Rottweil - In der Siedlung herrscht dicke Luft. Ein Neubauvorhaben treibt Anwohner "Auf der Brücke" um. Und auch die Diskussionen im Gemeinderat vertreiben die dunklen Wolken nicht.

Schon in der Sitzung des Umwelt-, Bau- und Verkehrsausschusses sorgten die Planung von Architekt und Bauherr für Gesprächsbedarf. Zu groß sei das Gebäude, zudem die Firstrichtung im Vergleich zu den benachbarten Gebäuden in der Scheffelstraße um 90 Grad gedreht. Der Ausschuss – zumindest eine knappe Mehrheit – sah da zunächst nochmals die Stadtverwaltung gefordert, vertagte die Entscheidung in den Gemeinderat und hoffte auf ein Einlenken des Bauherrn.

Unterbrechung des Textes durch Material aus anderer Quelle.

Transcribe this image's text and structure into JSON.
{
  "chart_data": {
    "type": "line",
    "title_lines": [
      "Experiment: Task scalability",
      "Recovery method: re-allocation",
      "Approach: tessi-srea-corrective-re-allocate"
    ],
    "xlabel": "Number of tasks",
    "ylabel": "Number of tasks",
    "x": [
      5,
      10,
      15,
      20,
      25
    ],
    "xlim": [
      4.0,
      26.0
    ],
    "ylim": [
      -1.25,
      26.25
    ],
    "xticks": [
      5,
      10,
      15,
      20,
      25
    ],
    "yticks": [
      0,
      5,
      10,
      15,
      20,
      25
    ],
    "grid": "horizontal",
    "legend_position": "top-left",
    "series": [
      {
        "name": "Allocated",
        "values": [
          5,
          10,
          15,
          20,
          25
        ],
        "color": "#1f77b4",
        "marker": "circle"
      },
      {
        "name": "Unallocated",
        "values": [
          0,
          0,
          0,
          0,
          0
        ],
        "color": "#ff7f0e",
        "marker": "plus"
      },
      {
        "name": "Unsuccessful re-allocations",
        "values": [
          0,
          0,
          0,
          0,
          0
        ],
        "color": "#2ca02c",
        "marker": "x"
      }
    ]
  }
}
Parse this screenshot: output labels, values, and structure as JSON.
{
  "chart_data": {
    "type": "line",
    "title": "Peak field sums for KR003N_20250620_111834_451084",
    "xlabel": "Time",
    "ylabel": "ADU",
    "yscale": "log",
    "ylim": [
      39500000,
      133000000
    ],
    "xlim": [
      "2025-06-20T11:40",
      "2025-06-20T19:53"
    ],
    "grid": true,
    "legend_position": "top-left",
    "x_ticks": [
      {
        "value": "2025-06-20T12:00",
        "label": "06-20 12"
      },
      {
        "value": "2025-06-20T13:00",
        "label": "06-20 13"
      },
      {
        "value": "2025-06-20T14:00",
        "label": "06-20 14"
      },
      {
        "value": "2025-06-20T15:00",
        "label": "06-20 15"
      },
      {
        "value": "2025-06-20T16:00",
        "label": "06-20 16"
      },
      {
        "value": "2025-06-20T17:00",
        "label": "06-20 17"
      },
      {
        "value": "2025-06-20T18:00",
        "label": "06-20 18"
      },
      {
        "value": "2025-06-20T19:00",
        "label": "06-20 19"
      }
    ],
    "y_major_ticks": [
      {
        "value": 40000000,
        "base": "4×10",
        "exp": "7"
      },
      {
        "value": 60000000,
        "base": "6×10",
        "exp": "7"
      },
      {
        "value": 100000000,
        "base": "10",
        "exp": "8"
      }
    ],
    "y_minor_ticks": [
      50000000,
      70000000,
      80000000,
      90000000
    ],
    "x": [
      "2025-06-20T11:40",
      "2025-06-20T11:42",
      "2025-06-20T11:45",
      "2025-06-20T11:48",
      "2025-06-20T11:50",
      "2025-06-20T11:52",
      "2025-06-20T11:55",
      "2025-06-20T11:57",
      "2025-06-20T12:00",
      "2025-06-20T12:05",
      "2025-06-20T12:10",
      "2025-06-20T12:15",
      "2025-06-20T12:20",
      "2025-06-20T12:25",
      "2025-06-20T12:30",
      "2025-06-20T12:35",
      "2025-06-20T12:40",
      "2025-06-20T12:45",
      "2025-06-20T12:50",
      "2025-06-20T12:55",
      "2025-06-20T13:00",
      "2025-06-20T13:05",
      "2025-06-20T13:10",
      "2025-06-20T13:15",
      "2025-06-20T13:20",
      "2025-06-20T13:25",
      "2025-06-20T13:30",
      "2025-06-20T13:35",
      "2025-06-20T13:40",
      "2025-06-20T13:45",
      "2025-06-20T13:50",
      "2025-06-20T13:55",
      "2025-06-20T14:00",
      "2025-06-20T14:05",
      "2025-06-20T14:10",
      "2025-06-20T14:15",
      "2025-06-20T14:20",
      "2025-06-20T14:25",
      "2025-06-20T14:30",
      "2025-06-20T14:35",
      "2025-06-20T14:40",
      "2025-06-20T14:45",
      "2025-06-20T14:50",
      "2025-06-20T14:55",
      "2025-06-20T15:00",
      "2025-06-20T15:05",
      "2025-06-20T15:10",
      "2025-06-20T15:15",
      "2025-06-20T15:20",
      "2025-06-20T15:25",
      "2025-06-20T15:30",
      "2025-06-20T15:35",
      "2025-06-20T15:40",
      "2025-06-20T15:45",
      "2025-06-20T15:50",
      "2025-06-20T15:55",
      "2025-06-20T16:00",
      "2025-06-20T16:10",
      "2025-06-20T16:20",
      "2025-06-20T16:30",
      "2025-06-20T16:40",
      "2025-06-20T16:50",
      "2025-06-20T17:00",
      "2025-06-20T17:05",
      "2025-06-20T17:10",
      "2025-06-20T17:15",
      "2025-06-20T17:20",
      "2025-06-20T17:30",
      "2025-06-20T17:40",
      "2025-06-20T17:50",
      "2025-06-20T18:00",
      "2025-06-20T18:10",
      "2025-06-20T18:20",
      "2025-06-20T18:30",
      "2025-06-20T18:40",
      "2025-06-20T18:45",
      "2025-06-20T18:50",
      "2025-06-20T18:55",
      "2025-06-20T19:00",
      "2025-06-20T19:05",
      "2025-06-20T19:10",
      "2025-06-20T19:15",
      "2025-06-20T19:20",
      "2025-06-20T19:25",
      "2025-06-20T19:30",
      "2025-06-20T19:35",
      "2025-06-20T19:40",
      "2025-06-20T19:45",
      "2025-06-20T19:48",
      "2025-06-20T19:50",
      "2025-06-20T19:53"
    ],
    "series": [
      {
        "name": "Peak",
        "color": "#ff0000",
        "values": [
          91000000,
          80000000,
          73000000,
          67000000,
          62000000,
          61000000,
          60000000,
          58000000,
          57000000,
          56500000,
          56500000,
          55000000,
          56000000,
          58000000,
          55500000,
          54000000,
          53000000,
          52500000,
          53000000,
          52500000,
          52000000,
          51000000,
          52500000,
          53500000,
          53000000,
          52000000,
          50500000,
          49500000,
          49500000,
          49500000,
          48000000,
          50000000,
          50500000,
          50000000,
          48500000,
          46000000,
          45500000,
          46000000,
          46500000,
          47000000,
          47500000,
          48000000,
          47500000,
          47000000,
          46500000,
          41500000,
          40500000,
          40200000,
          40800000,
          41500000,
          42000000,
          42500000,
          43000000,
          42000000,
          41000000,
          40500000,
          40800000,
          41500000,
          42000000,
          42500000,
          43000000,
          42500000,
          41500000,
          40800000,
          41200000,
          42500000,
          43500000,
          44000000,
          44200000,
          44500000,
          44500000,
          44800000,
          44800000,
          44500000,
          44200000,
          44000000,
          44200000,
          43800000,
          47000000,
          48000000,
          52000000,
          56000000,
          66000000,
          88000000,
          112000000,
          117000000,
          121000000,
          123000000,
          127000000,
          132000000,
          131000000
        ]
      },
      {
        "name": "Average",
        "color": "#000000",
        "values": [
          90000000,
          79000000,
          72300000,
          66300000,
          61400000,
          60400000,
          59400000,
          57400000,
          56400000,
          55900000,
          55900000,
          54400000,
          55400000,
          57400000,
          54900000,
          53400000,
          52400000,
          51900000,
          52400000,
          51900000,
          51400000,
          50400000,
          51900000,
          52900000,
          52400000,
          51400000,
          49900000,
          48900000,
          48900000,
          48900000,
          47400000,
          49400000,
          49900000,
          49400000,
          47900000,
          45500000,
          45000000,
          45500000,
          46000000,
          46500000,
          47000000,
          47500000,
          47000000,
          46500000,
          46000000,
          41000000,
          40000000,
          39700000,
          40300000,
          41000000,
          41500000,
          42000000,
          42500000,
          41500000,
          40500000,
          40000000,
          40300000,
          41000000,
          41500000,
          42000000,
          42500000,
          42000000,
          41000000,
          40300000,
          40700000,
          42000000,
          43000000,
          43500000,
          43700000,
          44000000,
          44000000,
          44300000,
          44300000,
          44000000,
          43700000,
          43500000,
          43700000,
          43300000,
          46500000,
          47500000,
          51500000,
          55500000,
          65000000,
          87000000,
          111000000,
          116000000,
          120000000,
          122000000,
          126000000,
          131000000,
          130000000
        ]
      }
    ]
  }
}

Doch eine Woche später hatte sich weder an den Plänen noch an den Positionen der Parteien etwas geändert. Der Bauherr beharre auf die Firstrichtung, berichtete Sachbearbeiter Marcus Kempka. Er wiederholte nicht nur seine Feststellungen aus der Ausschusssitzung, dass mangels Bebauungsplan ein Rechtsanspruch bestehe, das Wohnhaus wie geplant zu bauen, sondern hatte für die Mitglieder des Gremiums überdies einen Streifzug mit der Kamera durch die Siedlung gemacht.

Seine Bemühungen zeigten am Ende Wirkung – zwar nicht bei den anwesenden Bewohnern der Scheffelstraße und der angrenzenden Straßen, aber doch bei den Mitgliedern des Gemeinderats. Aus der knappen Mehrheit, die sich im Ausschuss noch gegen das Bauvorhaben ausgesprochen hatte oder zumindest unschlüssig war und deshalb die Vertagung wollte, wurden im Gemeinderat 14 Ja-Stimmen. Fünf Stadträte enthielten sich. Vier lehnten es mit Verweis auf Grund- und Geschossfläche, Dachneigung, Stockwerkzahl und Ausrichtung ab. Max Burgers (FFRundPRoFi) Exkurs über die Siedlung, die im Architekturmuseum der TU Berlin zu finden sei, bleibt Historie.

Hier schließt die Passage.